Activists on Wednesday presented a list of demands they said could end days of anti-government demonstrations that have engulfed Turkey, as police detained 25 people they accused of using social media to stoke the outpouring of anger.
In a move to defuse the tension, the deputy prime minister met with a group whose attempt to prevent authorities from ripping up trees in Istanbul’s landmark Taksim Square has snowballed into nationwide protests against what demonstrators see as Prime Minister Recep Tayyip Erdogan’s increasingly authoritarian rule.
Police have deployed water cannons and tear gas has clouded the country’s city centers. The Ankara-based Human Rights Association says close to 1,000 people have been injured and more than 3,300 people have been detained over five days of protests.
The activist group denounced Erdogan’s “vexing” style and urged the government to halt Taksim Square redevelopment plans, ban the use of tear gas by police, the immediate release of all detained protesters and the lifting of restrictions on freedom of expression and assembly.
It also demanded that officials — including governors and senior police officials — responsible for the violent crackdown be removed from office.
The protests appear to have developed spontaneously and remain leaderless. It was not at all certain that the tens of thousands of protesters would heed any call by the group to cease.

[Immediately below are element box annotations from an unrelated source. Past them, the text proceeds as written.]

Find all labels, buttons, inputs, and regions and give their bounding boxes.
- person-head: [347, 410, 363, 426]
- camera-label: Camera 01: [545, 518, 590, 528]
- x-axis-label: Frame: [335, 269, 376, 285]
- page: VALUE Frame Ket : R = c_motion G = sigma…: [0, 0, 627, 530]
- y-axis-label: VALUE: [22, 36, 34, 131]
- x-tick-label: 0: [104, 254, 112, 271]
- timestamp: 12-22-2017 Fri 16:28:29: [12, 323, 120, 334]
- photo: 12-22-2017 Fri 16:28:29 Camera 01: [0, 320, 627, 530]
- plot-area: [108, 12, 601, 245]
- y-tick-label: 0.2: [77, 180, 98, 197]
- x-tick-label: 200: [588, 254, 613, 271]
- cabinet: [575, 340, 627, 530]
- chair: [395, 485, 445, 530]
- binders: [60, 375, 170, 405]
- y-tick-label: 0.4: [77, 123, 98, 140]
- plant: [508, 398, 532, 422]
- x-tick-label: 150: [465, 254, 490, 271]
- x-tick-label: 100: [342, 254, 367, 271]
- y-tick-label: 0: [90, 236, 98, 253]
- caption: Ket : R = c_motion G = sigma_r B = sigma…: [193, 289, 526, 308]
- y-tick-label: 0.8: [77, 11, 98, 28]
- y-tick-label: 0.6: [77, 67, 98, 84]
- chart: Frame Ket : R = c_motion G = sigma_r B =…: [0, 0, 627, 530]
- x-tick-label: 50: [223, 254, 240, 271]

The group of academics, architects and environmentalists, known as the “Taksim Solidarity Platform,” was formed to protect Taksim Square from development, including the rebuilding of an Ottoman army barracks and a shopping mall. The protests were sparked by fury over a heavy-handed pre-dawn police raid Friday to roust activists camping out in an attempt to stop the plans.
Protests appeared to calm a bit on Wednesday, even as thousands of trade union members on a two-day strike marched to Taksim and to central Ankara.
Some demonstrations were largely jovial. In Ankara, protesters called themselves “looters.” A sign on a stall in Taksim providing free food and water read “Revolution Market.”
But there were scattered violent clashes overnight on roads leading to Erdogan’s offices in Ankara and Istanbul, as well as in the city of Antakya, near the Syrian border, where a protester was killed Wednesday from an apparent blow to the head.
Deputy Prime Minister Bulent Arinc, who is standing in for Erdogan while he is on a trip to Northern Africa, has offered an olive branch to protesters, apologizing for what he said was a “wrong and unjust” crackdown on the sit-in. Erdogan had inflamed protesters, calling them “looters” and extremists, and refusing to back away from plans to revamp Taksim.
“The steps the government takes from now on will define the course of society’s reaction,” Eyup Muhcu, the head of a chamber of architects, told reporters after meeting with Arinc.
Police meanwhile, detained 25 people for “spreading untrue information” on social media and allegedly inciting people to join the protests, the state-run agency reported. They were detained late Tuesday in the city of Izmir, western Turkey, the Anadolu Agency said. Police were looking for 13 others, it added.
The people were wanted for allegedly “inciting enmity and hatred,” the agency said. A lawyer for the suspects denied that claim.
I have look at (their) files and examined the tweets,” the Radikal newspaper quoted lawyer Sevda Erdan Kilic as saying. “There is nothing there to provoke the people (into rioting). They are sentiments that we all share.”
It was not immediately clear what the Twitter comments were.
Turkey’s main broadcast media have been criticized for shunning the coverage of police brutality at the protest onset. Many people turned to social media to keep up to date.
Erdogan has referred to social media as “the worst menace to society.”